I'm developing a parser for learning purposes that follows some user-defined rules to create ASTs. During AST generation, however, I can't find a way to abstract the tree - all tokens/intermediate node types are maintaned in the final tree structure.
It's easier to explain with an example:
User-defined structures:
struct ASTExpr { };
struct ASTNumber : ASTExpr { int value; };
struct ASTAddition : ASTExpr { ASTExpr* rhs, lhs; };
User-defined rules:
[0..9] -> ASTNumber
ASTExpr [+] ASTExpr -> ASTAddition
ASTNumber -> ASTExpr
ASTAddition -> ASTExpr
Example input:
1 + 5
Example parsing process/output:
(ASTExpr)
|
(ASTAddition)
|
/----------------\
| | |
(ASTExpr) [+] (ASTExpr)
| |
(ASTNumber) (ASTNumber)
| |
[1] [5]
As you can see the tree is very complex and not very "abstract". The (...)

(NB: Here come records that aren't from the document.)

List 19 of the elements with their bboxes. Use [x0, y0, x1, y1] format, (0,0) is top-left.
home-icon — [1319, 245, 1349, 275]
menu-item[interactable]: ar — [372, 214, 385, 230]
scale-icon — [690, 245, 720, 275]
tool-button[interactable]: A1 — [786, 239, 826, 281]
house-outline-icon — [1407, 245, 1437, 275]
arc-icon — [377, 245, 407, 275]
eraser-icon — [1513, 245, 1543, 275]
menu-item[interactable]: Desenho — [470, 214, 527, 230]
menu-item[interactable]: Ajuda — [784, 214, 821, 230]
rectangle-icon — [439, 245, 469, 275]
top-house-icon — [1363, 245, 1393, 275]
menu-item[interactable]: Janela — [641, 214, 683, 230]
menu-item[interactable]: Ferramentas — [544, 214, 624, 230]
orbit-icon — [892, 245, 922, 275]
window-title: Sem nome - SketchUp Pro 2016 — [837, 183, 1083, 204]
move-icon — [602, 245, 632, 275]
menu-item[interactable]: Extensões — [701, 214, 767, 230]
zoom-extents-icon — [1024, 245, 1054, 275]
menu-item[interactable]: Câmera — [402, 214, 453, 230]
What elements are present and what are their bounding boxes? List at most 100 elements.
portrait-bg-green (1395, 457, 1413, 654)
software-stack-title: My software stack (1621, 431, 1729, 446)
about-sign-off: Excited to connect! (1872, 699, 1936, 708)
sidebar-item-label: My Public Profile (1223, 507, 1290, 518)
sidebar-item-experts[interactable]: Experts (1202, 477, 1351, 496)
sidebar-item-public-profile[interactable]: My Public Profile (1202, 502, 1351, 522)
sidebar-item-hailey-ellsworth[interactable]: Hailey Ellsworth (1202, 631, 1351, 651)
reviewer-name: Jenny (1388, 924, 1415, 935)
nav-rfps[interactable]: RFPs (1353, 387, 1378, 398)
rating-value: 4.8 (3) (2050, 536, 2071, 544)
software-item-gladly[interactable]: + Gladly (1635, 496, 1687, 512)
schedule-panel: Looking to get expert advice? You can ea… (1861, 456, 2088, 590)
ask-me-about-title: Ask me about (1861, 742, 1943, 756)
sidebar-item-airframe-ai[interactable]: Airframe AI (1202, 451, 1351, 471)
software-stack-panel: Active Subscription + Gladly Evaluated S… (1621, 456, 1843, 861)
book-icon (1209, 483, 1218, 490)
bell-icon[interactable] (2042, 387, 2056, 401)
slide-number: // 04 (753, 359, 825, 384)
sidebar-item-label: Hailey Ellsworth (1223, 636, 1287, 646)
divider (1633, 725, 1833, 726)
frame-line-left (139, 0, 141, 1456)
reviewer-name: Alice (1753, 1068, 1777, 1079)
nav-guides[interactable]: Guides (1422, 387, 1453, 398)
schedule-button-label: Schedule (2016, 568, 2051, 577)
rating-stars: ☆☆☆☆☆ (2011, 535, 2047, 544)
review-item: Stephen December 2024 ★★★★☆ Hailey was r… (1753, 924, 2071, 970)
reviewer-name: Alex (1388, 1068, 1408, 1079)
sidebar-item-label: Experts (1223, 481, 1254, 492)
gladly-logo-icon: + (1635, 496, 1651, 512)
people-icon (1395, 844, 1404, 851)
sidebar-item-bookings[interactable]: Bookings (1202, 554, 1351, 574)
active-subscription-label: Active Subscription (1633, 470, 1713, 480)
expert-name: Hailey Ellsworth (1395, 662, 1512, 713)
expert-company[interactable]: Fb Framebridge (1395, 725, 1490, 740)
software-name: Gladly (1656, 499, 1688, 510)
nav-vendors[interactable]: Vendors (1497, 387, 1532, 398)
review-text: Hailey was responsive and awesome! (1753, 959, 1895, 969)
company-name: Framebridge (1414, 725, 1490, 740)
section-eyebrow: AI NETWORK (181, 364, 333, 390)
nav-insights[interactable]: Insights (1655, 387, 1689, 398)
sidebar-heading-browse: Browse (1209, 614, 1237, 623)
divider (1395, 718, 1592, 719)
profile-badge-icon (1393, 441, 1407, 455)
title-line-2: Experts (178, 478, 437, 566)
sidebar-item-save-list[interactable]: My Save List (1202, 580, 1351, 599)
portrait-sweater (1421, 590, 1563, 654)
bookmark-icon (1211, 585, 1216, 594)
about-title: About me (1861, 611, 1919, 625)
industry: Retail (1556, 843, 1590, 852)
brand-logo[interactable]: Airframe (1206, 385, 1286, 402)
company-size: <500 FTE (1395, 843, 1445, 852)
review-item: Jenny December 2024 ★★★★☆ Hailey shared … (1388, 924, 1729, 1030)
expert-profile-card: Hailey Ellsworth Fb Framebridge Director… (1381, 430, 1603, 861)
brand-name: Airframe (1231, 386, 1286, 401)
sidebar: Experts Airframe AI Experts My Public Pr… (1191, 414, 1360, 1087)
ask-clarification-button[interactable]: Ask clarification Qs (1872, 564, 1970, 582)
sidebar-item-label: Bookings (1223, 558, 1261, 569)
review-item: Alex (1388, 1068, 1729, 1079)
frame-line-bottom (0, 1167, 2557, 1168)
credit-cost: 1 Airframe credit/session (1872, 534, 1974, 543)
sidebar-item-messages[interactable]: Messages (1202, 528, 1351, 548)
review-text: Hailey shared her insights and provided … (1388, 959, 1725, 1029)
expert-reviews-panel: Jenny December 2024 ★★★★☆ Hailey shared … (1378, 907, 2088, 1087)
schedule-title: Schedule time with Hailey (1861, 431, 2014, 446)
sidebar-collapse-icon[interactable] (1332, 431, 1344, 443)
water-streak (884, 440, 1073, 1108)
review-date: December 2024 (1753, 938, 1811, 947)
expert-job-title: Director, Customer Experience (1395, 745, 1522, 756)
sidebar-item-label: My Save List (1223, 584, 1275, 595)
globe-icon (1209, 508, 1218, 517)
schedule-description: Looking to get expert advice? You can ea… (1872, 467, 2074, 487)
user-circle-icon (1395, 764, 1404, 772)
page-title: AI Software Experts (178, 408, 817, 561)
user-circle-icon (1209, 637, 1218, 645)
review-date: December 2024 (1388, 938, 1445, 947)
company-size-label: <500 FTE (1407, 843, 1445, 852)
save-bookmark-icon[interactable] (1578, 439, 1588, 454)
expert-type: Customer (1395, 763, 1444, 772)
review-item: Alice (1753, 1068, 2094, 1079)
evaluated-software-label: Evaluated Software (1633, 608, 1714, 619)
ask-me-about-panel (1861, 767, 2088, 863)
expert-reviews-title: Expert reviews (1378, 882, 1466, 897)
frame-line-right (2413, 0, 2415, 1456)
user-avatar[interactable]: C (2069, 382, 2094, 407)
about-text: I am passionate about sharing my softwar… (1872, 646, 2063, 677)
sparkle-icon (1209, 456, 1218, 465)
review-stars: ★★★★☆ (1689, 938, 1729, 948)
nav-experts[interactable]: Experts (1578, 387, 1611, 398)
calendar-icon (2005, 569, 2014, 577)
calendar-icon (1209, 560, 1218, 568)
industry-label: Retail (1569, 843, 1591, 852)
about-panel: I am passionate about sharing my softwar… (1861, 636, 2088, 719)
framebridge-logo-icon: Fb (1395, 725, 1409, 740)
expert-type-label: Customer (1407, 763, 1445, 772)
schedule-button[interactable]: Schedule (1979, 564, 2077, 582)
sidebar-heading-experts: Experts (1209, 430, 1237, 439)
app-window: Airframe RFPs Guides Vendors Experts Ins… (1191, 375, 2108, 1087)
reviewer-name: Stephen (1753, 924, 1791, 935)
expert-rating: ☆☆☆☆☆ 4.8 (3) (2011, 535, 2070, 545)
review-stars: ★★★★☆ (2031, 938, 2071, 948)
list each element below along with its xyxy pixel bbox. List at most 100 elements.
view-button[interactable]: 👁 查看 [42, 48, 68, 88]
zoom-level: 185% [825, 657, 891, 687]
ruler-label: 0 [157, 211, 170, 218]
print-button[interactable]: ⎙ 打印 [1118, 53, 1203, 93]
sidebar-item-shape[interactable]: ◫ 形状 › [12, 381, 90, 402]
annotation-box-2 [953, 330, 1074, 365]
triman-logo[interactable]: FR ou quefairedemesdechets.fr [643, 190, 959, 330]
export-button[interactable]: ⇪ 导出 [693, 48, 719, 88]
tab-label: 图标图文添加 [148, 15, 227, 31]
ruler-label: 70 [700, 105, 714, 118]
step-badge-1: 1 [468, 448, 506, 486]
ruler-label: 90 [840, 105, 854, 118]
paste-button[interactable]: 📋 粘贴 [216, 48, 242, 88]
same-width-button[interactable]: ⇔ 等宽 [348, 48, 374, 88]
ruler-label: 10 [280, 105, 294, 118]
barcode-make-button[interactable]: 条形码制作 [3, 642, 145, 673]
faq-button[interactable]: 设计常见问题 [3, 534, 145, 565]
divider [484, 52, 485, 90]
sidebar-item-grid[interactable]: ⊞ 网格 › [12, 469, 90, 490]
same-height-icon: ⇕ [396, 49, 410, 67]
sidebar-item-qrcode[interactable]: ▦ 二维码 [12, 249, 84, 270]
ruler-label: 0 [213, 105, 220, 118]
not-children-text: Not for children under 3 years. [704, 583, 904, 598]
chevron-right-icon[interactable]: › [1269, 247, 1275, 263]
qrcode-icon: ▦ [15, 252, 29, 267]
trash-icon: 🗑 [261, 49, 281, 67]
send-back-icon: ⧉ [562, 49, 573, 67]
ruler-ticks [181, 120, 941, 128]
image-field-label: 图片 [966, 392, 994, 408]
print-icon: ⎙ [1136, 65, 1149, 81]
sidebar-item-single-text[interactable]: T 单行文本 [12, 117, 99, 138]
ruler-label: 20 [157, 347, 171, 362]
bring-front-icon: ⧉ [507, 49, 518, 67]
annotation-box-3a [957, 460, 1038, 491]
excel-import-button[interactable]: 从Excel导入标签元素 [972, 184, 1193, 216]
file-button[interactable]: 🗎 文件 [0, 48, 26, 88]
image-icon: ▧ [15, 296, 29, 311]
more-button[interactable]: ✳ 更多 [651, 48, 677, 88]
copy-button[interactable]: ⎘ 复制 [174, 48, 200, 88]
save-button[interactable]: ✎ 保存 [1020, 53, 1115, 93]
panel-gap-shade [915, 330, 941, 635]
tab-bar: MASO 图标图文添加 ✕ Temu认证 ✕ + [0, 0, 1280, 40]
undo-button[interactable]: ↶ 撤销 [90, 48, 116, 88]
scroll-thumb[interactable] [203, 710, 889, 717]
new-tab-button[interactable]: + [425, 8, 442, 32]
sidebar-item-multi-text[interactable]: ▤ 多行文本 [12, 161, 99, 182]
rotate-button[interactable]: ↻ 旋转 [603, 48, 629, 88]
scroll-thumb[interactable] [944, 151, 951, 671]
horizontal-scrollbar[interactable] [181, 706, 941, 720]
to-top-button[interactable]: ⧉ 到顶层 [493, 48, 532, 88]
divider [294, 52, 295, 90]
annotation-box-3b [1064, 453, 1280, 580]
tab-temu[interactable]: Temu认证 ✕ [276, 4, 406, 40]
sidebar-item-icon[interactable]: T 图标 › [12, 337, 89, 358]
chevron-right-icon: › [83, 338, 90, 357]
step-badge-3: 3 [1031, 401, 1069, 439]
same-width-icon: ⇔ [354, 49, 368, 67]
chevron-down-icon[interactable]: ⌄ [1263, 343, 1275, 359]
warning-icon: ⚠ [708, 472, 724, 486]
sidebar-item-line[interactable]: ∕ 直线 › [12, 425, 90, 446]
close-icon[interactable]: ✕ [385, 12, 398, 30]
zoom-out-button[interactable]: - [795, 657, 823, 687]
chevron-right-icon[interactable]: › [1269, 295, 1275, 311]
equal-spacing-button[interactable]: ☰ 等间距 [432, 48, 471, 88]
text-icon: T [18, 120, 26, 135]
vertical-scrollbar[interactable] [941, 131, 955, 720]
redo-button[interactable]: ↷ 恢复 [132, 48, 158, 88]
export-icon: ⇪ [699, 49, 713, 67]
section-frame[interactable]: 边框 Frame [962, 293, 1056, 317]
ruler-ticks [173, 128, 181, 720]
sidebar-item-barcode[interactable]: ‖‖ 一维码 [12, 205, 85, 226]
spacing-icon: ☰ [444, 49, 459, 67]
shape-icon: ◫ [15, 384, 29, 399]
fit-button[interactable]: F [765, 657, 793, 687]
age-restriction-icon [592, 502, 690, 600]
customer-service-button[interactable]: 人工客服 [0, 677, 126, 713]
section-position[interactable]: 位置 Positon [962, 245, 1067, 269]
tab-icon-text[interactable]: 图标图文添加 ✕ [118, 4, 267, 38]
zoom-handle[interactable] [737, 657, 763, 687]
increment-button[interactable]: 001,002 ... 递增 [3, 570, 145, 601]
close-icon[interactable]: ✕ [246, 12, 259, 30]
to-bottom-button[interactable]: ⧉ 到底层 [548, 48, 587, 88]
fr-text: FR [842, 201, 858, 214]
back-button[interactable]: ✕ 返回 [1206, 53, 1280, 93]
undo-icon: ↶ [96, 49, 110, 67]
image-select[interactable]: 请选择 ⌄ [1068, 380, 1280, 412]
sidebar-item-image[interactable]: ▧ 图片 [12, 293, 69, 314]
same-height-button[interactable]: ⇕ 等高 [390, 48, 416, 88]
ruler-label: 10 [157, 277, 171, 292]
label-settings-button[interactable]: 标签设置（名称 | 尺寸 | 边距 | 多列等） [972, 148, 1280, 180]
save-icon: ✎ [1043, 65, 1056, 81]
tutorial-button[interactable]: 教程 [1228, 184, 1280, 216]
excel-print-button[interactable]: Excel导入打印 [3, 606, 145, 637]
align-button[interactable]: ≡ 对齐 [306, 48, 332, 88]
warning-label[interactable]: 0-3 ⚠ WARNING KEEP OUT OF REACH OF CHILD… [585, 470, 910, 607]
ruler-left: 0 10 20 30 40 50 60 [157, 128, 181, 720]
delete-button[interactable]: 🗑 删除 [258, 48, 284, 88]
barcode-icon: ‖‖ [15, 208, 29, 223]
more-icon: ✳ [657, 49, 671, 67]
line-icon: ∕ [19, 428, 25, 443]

nodes are classes, the [...]
nodes are tokens.
This is what I would prefer:
(ASTAddition)
|
/----------------\
| |
(ASTNumber) (ASTNumber)
In the desired version of the tree, the tokens and the intermediate ASTExpr
nodes are not present.
How can I make my AST tree more "abstract"? Do I have to change the ruleset? What is usually done to ensure that the final AST contains less noise?